Все эти совершенно ужасные, неимоверно сильно воздействующие, но притом всегда чуточку неряшливые средства, это неистовое, яркое, при первом чтении лихорадочно будоражащее воздействие того, как автор жонглирует тайнами, предательством, страшными догадками, секретными бумагами, револьвером, арестом, отравлением, самоубийствами, безумствами, подслушанными секретами заговорщиков, специально нанятыми смежными или соседними комнатами, — не просто внешние приемы и не маска, за которой Достоевский прячет свои истинные намерения, он абсолютно честен, и как раз поэтому воздействие его прозы так сильно. Достоевский не только гениальный писатель, превосходно владеющий русской речью и глубоко понимающий русскую душу, — он еще и авантюрист, странно и удивительно отмеченный судьбой, арестант, помилованный в последний миг перед расстрелом, одинокий, бедный страдалец.

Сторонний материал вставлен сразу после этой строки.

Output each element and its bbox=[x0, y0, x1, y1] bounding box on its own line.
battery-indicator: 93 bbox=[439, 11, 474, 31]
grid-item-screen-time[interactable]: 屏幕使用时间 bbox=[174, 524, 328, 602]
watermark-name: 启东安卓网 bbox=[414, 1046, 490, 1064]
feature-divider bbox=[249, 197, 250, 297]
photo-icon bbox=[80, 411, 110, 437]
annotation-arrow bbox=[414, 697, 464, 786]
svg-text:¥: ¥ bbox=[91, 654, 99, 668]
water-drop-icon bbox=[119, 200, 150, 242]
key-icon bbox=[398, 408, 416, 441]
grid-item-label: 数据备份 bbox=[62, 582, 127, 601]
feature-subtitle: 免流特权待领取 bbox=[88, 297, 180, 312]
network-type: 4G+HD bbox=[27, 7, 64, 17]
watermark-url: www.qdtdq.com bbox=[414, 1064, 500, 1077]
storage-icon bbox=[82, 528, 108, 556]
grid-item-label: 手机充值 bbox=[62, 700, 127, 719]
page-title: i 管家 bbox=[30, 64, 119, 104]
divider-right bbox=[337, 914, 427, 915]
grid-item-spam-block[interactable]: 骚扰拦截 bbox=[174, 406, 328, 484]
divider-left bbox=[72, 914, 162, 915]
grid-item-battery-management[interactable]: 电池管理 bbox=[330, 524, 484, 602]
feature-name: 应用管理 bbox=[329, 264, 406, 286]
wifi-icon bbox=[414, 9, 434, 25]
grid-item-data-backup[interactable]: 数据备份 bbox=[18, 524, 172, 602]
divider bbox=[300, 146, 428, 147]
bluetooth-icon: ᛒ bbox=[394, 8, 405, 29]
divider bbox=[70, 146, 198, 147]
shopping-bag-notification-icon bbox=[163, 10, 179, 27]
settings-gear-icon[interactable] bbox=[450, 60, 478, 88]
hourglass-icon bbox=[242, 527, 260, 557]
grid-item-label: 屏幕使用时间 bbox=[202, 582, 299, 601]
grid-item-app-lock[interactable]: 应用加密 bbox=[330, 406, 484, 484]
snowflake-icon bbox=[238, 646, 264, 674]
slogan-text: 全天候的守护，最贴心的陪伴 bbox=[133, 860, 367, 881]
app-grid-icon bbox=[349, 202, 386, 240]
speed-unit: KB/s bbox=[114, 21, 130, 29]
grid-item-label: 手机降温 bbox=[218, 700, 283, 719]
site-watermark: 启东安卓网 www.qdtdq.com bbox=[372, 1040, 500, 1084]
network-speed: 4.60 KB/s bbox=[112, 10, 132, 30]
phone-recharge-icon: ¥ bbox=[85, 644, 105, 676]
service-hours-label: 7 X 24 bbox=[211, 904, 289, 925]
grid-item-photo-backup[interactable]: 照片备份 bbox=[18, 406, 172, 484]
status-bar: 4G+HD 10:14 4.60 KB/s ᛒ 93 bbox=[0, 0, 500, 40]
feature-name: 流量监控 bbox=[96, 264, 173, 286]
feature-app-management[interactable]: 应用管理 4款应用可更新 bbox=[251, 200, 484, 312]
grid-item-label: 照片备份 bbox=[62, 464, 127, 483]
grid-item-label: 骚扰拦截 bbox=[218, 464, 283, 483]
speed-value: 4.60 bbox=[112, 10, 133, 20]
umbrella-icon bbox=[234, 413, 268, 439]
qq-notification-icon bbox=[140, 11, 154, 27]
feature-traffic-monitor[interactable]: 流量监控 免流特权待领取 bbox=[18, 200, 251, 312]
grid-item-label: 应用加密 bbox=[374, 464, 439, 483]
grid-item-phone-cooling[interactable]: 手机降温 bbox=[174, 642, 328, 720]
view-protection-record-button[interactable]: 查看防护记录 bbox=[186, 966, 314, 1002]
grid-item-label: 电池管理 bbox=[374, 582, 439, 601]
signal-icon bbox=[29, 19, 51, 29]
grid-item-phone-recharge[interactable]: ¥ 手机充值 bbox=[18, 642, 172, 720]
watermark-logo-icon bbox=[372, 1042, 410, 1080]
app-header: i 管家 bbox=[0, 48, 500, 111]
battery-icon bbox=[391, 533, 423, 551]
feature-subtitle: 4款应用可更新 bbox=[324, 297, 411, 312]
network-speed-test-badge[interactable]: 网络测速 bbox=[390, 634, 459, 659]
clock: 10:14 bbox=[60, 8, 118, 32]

Тем не менее, мне кажется, именно этот впечатляющий писательский «аппарат», эти воздействующие на воображение коллизии в первую очередь и устареют в его творчестве. Ведь война, которая идет сегодня, повлияет на наше восприятие, приключения мы будем ценить не так высоко, как сегодня, привлекательность жутких и диких вещей потускнеет. И тем более мощным будет воздействие духа этих колоссальных книг. И по мере того как эти книги будут становиться достоянием прошлого, все более явственно будет выступать тот факт, что в них (гораздо больше, на более глубоком уровне, чем, скажем, в романах Бальзака) сохранена для всех последующих поколений одна из самых захватывающих и удивительных исторических эпох, сохранена и воссоздана в вечных картинах и образах. Такие книги, как «Идиот», «Подросток», «Братья Карамазовы», однажды, когда все внешнее в них устареет, станут для нас такими же, каким сегодня является Данте, в сотнях деталях уже непонятный, но вечный в своем воздействии, потрясающий как воплощение целой эпохи мировой истории.